Teaching Statement

Teaching Statement


My professional focus is in creating highly compelling user experiences across devices, the desktop environment, and content for all environments and service structures. As a designer with over 24 years experience, I have developed an eye for detail and keeping projects on schedule. I have worked with teams; led some as a supervisor and given presentations on various projects.

 As an instructor I have experience in designing Mobile Apps, Web Communication, Way-finding and Signage, along with Design Research, and Usability Analysis — these are just but a few examples of some of the things I have been able to teach my students’. By enabling an open and collaborative environment, I guide my students on how to explore topics or problems that they encounter every day. I have empowered them with tools to evolve in order to address current situations in a relevant way. Along the way I also help them understand that it is okay to question everything. Many discoveries and creative solutions come through exercising the right to question rigorously. I also want my students to understand how to organize information, to recognize the distinctions and cultural nuances of certain typefaces or shapes and how to appropriately apply them. My belief is that thinking-by-doing encourages students to look at their environment differently. It shifts their focus to look at challenges from multiple perspectives and realize how their perception influences their understanding of any given opportunity. My goal is to help guide students through this learning journey as a full-time professor.

 The classroom experience I foster is one of exploration and reflection, which in turn births creativity. To do this I often share stories from my experiences, highlight stories of other industry leaders and encourage students to share theirs also. As we get to know each other more, I find that the class shares ideas more freely. I find that using humor and getting to know the students’ names and their interests also makes the students know that I am genuinely interested in their progress and ideas. I create a friendly atmosphere, but with a very professional undertone.

 Alongside fostering a space for creativity, I also help the student develop design fundamentals like layout, typography, color, affordances and attention to detail. This helps shape the ideas into a visible form and communicate solutions. There are many ways to produce and learn these skills and I try to expose my class to as many as possible. Avenues like YouTube® or Vimeo® videos, product or service websites, books and other Internet resources. Basically, I want them to learn how to research their own solutions and find those that suit them best. This is one of the skills they will need in an actual job environment and my goal to help them learn it, understand its limitations and deploy it as needed.

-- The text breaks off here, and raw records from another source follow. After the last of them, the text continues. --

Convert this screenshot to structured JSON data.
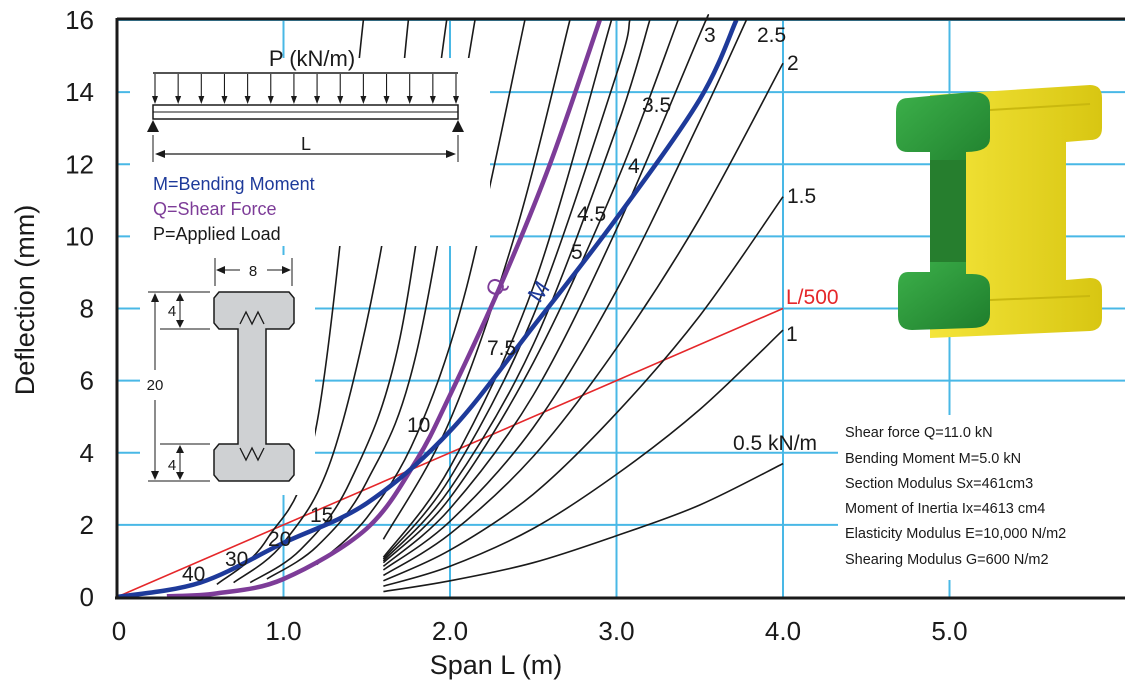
{
  "chart_data": {
    "type": "line",
    "xlabel": "Span L (m)",
    "ylabel": "Deflection (mm)",
    "xlim": [
      0,
      6.0
    ],
    "ylim": [
      0,
      16
    ],
    "x_ticks": [
      {
        "value": 0,
        "label": "0"
      },
      {
        "value": 1,
        "label": "1.0"
      },
      {
        "value": 2,
        "label": "2.0"
      },
      {
        "value": 3,
        "label": "3.0"
      },
      {
        "value": 4,
        "label": "4.0"
      },
      {
        "value": 5,
        "label": "5.0"
      }
    ],
    "y_ticks": [
      {
        "value": 0,
        "label": "0"
      },
      {
        "value": 2,
        "label": "2"
      },
      {
        "value": 4,
        "label": "4"
      },
      {
        "value": 6,
        "label": "6"
      },
      {
        "value": 8,
        "label": "8"
      },
      {
        "value": 10,
        "label": "10"
      },
      {
        "value": 12,
        "label": "12"
      },
      {
        "value": 14,
        "label": "14"
      },
      {
        "value": 16,
        "label": "16"
      }
    ],
    "grid": true,
    "grid_color": "#49b8e6",
    "load_curves": [
      {
        "label": "0.5 kN/m",
        "points": [
          [
            1.6,
            0.15
          ],
          [
            2.0,
            0.45
          ],
          [
            2.5,
            0.95
          ],
          [
            3.0,
            1.7
          ],
          [
            3.5,
            2.55
          ],
          [
            4.0,
            3.7
          ]
        ]
      },
      {
        "label": "1",
        "points": [
          [
            1.6,
            0.3
          ],
          [
            2.0,
            0.85
          ],
          [
            2.5,
            1.9
          ],
          [
            3.0,
            3.4
          ],
          [
            3.5,
            5.2
          ],
          [
            4.0,
            7.4
          ]
        ]
      },
      {
        "label": "1.5",
        "points": [
          [
            1.6,
            0.45
          ],
          [
            2.0,
            1.3
          ],
          [
            2.5,
            2.85
          ],
          [
            3.0,
            5.1
          ],
          [
            3.5,
            7.8
          ],
          [
            4.0,
            11.1
          ]
        ]
      },
      {
        "label": "2",
        "points": [
          [
            1.6,
            0.6
          ],
          [
            2.0,
            1.75
          ],
          [
            2.5,
            3.9
          ],
          [
            3.0,
            6.9
          ],
          [
            3.5,
            10.5
          ],
          [
            4.0,
            14.8
          ]
        ]
      },
      {
        "label": "2.5",
        "points": [
          [
            1.6,
            0.75
          ],
          [
            2.0,
            2.1
          ],
          [
            2.5,
            4.7
          ],
          [
            3.0,
            8.5
          ],
          [
            3.5,
            13.2
          ],
          [
            3.78,
            16.0
          ]
        ]
      },
      {
        "label": "3",
        "points": [
          [
            1.6,
            0.85
          ],
          [
            2.0,
            2.45
          ],
          [
            2.5,
            5.6
          ],
          [
            3.0,
            10.2
          ],
          [
            3.5,
            15.6
          ],
          [
            3.54,
            16.0
          ]
        ]
      },
      {
        "label": "3.5",
        "points": [
          [
            1.6,
            0.95
          ],
          [
            2.0,
            2.75
          ],
          [
            2.5,
            6.5
          ],
          [
            3.0,
            11.5
          ],
          [
            3.37,
            16.0
          ]
        ]
      },
      {
        "label": "4",
        "points": [
          [
            1.6,
            1.0
          ],
          [
            2.0,
            3.0
          ],
          [
            2.5,
            7.0
          ],
          [
            3.0,
            13.0
          ],
          [
            3.2,
            16.0
          ]
        ]
      },
      {
        "label": "4.5",
        "points": [
          [
            1.6,
            1.05
          ],
          [
            2.0,
            3.3
          ],
          [
            2.5,
            7.8
          ],
          [
            3.0,
            14.5
          ],
          [
            3.08,
            16.0
          ]
        ]
      },
      {
        "label": "5",
        "points": [
          [
            1.6,
            1.1
          ],
          [
            2.0,
            3.6
          ],
          [
            2.5,
            8.6
          ],
          [
            2.97,
            16.0
          ]
        ]
      },
      {
        "label": "7.5",
        "points": [
          [
            1.6,
            1.6
          ],
          [
            2.0,
            4.9
          ],
          [
            2.4,
            10.2
          ],
          [
            2.72,
            16.0
          ]
        ]
      },
      {
        "label": "10",
        "points": [
          [
            1.2,
            0.9
          ],
          [
            1.5,
            2.2
          ],
          [
            1.8,
            4.5
          ],
          [
            2.1,
            8.6
          ],
          [
            2.45,
            16.0
          ]
        ]
      },
      {
        "label": "15",
        "points": [
          [
            0.9,
            0.5
          ],
          [
            1.2,
            1.4
          ],
          [
            1.5,
            3.2
          ],
          [
            1.8,
            6.8
          ],
          [
            2.15,
            16.0
          ]
        ]
      },
      {
        "label": "20",
        "points": [
          [
            0.8,
            0.4
          ],
          [
            1.1,
            1.3
          ],
          [
            1.4,
            3.2
          ],
          [
            1.7,
            7.2
          ],
          [
            1.98,
            16.0
          ]
        ]
      },
      {
        "label": "30",
        "points": [
          [
            0.7,
            0.4
          ],
          [
            1.0,
            1.5
          ],
          [
            1.3,
            4.0
          ],
          [
            1.6,
            10.0
          ],
          [
            1.75,
            16.0
          ]
        ]
      },
      {
        "label": "40",
        "points": [
          [
            0.6,
            0.35
          ],
          [
            0.9,
            1.6
          ],
          [
            1.2,
            4.8
          ],
          [
            1.48,
            16.0
          ]
        ]
      }
    ],
    "shear_curve": {
      "label": "Q",
      "color": "#7d3c98",
      "points": [
        [
          0.3,
          0.02
        ],
        [
          0.6,
          0.1
        ],
        [
          1.0,
          0.5
        ],
        [
          1.5,
          1.9
        ],
        [
          1.8,
          3.8
        ],
        [
          2.0,
          5.6
        ],
        [
          2.3,
          8.6
        ],
        [
          2.6,
          12.0
        ],
        [
          2.9,
          16.0
        ]
      ]
    },
    "moment_curve": {
      "label": "M",
      "color": "#1e3a9a",
      "points": [
        [
          0.0,
          0.0
        ],
        [
          0.5,
          0.4
        ],
        [
          1.0,
          1.5
        ],
        [
          1.5,
          2.6
        ],
        [
          2.0,
          4.6
        ],
        [
          2.5,
          7.5
        ],
        [
          3.0,
          10.5
        ],
        [
          3.5,
          13.8
        ],
        [
          3.72,
          16.0
        ]
      ]
    },
    "limit_line": {
      "label": "L/500",
      "color": "#e5272a",
      "points": [
        [
          0,
          0
        ],
        [
          4.0,
          8.0
        ]
      ]
    }
  },
  "legend": {
    "load_label": "P (kN/m)",
    "span_label": "L",
    "items": [
      {
        "text": "M=Bending Moment",
        "color": "#1e3a9a"
      },
      {
        "text": "Q=Shear Force",
        "color": "#7d3c98"
      },
      {
        "text": "P=Applied Load",
        "color": "#1a1a1a"
      }
    ]
  },
  "section_dims": {
    "width": "8",
    "flange_top": "4",
    "height": "20",
    "flange_bottom": "4"
  },
  "properties": [
    "Shear force Q=11.0 kN",
    "Bending Moment M=5.0 kN",
    "Section Modulus Sx=461cm3",
    "Moment of Inertia Ix=4613 cm4",
    "Elasticity Modulus E=10,000 N/m2",
    "Shearing Modulus G=600 N/m2"
  ],
  "colors": {
    "beam_yellow": "#ecdc1c",
    "beam_green": "#2c9a38",
    "grid": "#49b8e6",
    "axis": "#1a1a1a"
  }
}
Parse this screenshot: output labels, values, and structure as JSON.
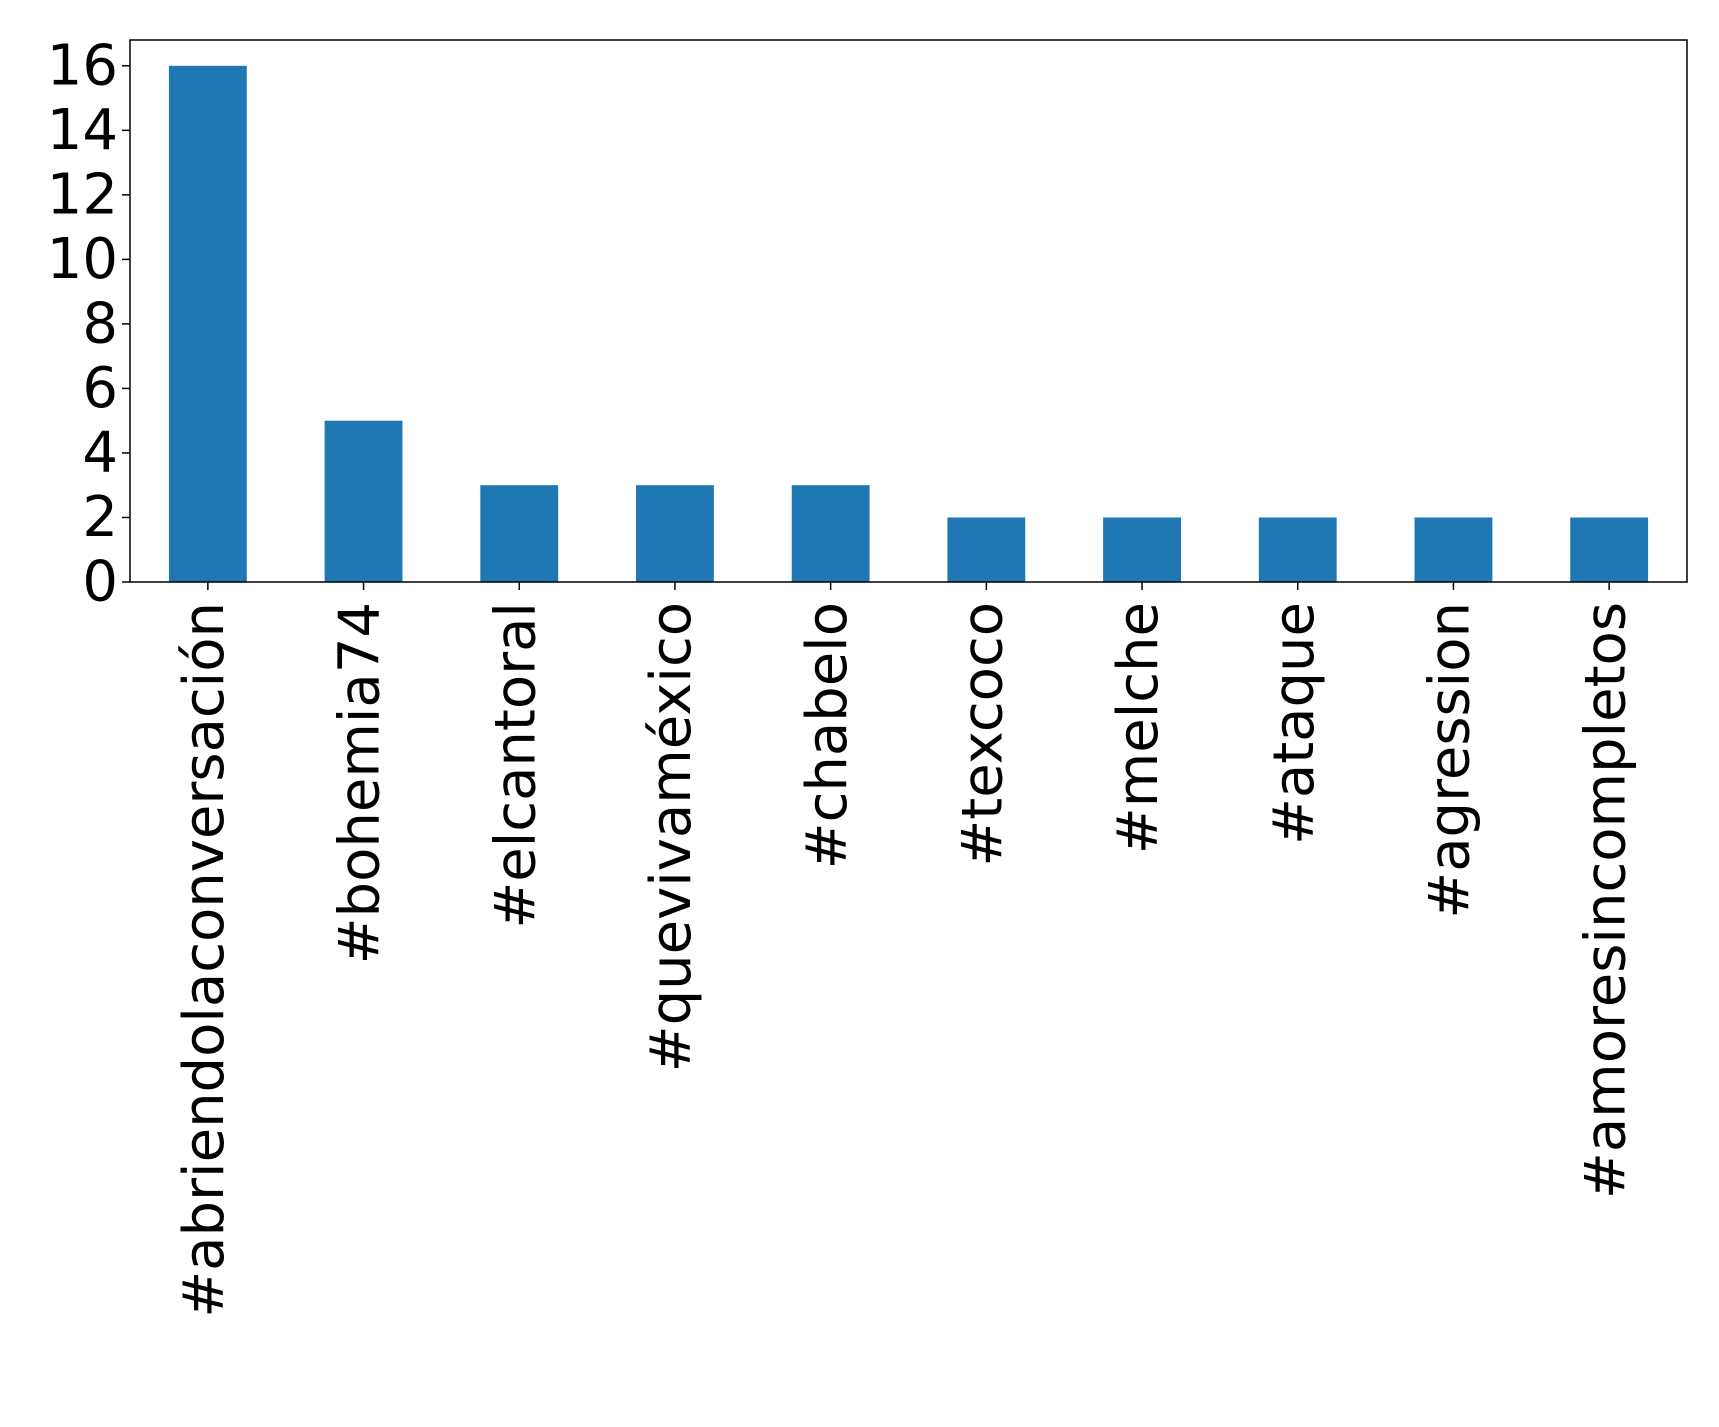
{
  "chart_data": {
    "type": "bar",
    "categories": [
      "#abriendolaconversación",
      "#bohemia74",
      "#elcantoral",
      "#quevivaméxico",
      "#chabelo",
      "#texcoco",
      "#melche",
      "#ataque",
      "#agression",
      "#amoresincompletos"
    ],
    "values": [
      16,
      5,
      3,
      3,
      3,
      2,
      2,
      2,
      2,
      2
    ],
    "title": "",
    "xlabel": "",
    "ylabel": "",
    "ylim": [
      0,
      16.8
    ],
    "yticks": [
      0,
      2,
      4,
      6,
      8,
      10,
      12,
      14,
      16
    ],
    "grid": false,
    "bar_color": "#1f77b4"
  }
}
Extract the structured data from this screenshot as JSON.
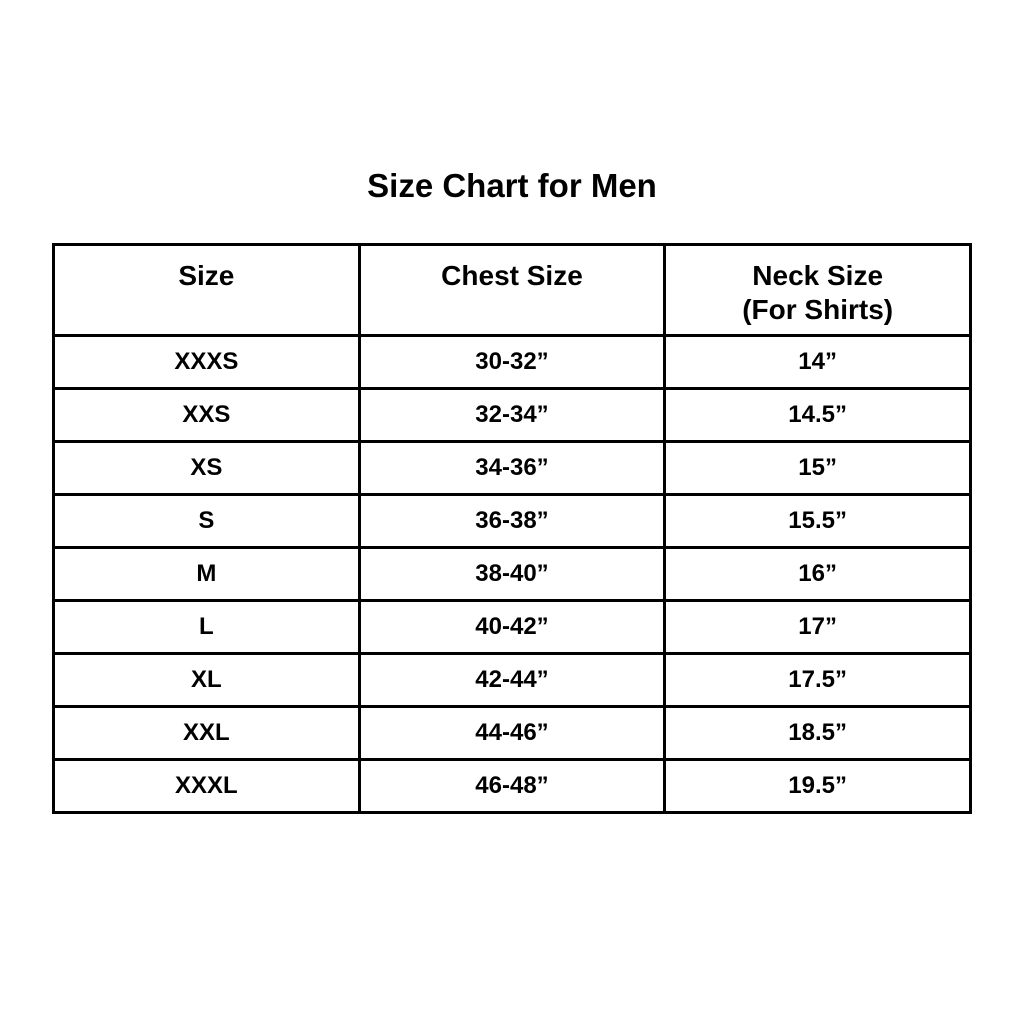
{
  "page": {
    "background_color": "#ffffff",
    "text_color": "#000000",
    "border_color": "#000000"
  },
  "title": "Size Chart for Men",
  "table": {
    "header_size": "Size",
    "header_chest": "Chest Size",
    "header_neck_line1": "Neck Size",
    "header_neck_line2": "(For Shirts)"
  },
  "chart_data": {
    "type": "table",
    "title": "Size Chart for Men",
    "columns": [
      "Size",
      "Chest Size",
      "Neck Size (For Shirts)"
    ],
    "rows": [
      [
        "XXXS",
        "30-32”",
        "14”"
      ],
      [
        "XXS",
        "32-34”",
        "14.5”"
      ],
      [
        "XS",
        "34-36”",
        "15”"
      ],
      [
        "S",
        "36-38”",
        "15.5”"
      ],
      [
        "M",
        "38-40”",
        "16”"
      ],
      [
        "L",
        "40-42”",
        "17”"
      ],
      [
        "XL",
        "42-44”",
        "17.5”"
      ],
      [
        "XXL",
        "44-46”",
        "18.5”"
      ],
      [
        "XXXL",
        "46-48”",
        "19.5”"
      ]
    ],
    "layout": {
      "grid": true,
      "header_row": true,
      "all_text_bold": true,
      "cell_alignment": "center"
    }
  }
}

 A specific example of my teaching philosophy is in the area of mobile, tablet, desktop and web design. Students need to understand the foundation of user experience. After they have done their research and iterated their solution; they then need to communicate their ideas. To do this, the students need to learn how to present and critique work. One of the ways I guide this activity is by asking my students to reflect on their ideas and processes and talk about that. As they get used to talking about their ideas, they develop a vocabulary of their own. Developing one’s own vocabulary takes time and that is why I incorporate critiquing at every stage of the iterative process in a project.

 To design for the multiple platforms of mobile, tablet, desktop and web, students will have to understand the foundation of user experience. They will have to understand how to work in collaborative environments, conduct usability analysis, and perform design research. They will then use that information to conduct user interviews and demonstrations. And finally, they will synthesis all the data collected and present it to clients and stakeholders.

 Another way to prepare students for what to expect in the work environment is to facilitate dialogue and interactions with practitioners of their specific discipline in the classroom, and set up visits to their various offices. This experiences are beneficial to the students because they can make connections and gathered insights on what to expect from that industry.

 I would like my students to start changing the world right in the classroom and not waiting to get out of college in order to do this. The skills of critical thinking or problem-solving strategies in this digital age are not just classroom skills, they are world survival skills and should be employed every day.

 My experiences specializing in print, digital, interactive and user-centered design, working with various software including Adobe Creative Cloud, Multi-Ad Creator, Microsoft and various Apples products; are incorporated into the learning environment. Drawing on these experiences I encourage innovation and process development while teaching practical concepts of the design industry.